Il problema legato all’acqua ed elettricità
L’umidità e gli elementi riscaldanti ad alta tensione sono una combinazione pericolosa. Quando il riscaldatore è esposto all’umidità, questa tende a depositarsi sui tubi di quarzo e sui terminali elettrici. Se il rivestimento del dispositivo non è sufficientemente ermetico, l’umidità può penetrare all’interno. In questo caso si verifica un malfunzionamento dell’elettricità, ovvero l’elettricità fluisce dove non dovrebbe.
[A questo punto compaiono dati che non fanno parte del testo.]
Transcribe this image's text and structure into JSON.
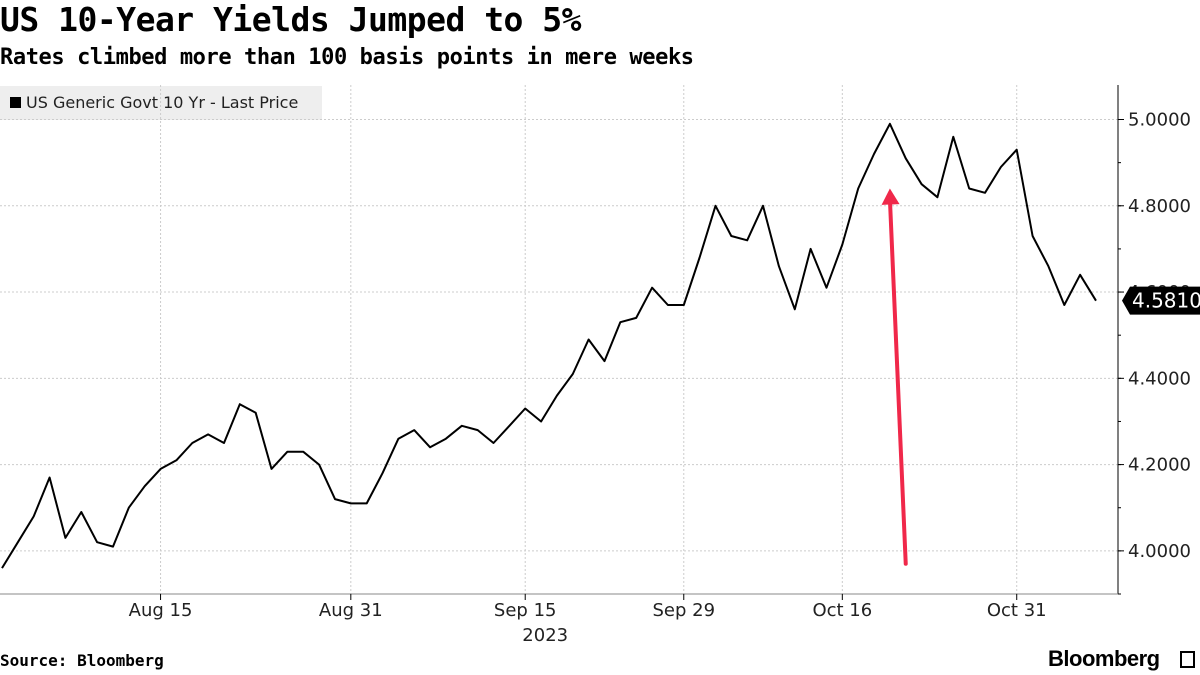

Il risultato? La lampada si danneggia o il interruttore si disattiva. Non certo l’ambiente ideale per trascorrere una serata piacevole. Utilizziamo camere di umidità cicliche per far sì che tali malfunzionamenti avvengano precocemente, così da poterli correggere.
Scegliere i materiali giusti
Non trascuriamo certo i componenti fondamentali del dispositivo. Utilizziamo guarnizioni e leghe speciali che non si arrugginiscono nemmeno di fronte all’umidità. Il vetro di quarzo è davvero il componente chiave: immaginate una lampada esposta a 600°C, poi colpita da pioggia fredda. Il vetro economico si romperà a causa dello shock termico. Dedichiamo molto tempo alle prove dei sigilli, per assicurarci che si espandano e contraggano alla stessa velocità del calore. È un equilibrio delicato, ma è essenziale per mantenere il vetro integro.
I compromessi
C’è però un problema: per rendere questi dispositivi davvero impermeabili, dobbiamo utilizzare guarnizioni resistenti e rivestimenti più spessi. Questo rende il dispositivo un po’ più ingombrante e rallenta leggermente il flusso d’aria attorno al riflettore. È un compromesso: ottenete un riscaldatore che non si danneggerà durante una tempesta, ma dovete assicurarvi che il supporto su cui viene montato possa sopportare il peso aggiuntivo. Controlliamo la resistenza isolante del dispositivo per 500 ore di esposizione all’umidità e al calore. Se questa valore scende anche solo di poco sotto il limite previsto, dobbiamo tornare indietro e riprogettare i sigilli. È un lavoro impegnativo, ma è l’unico modo per assicurarsi che il riscaldatore possa resistere a tre inverni all’aperto.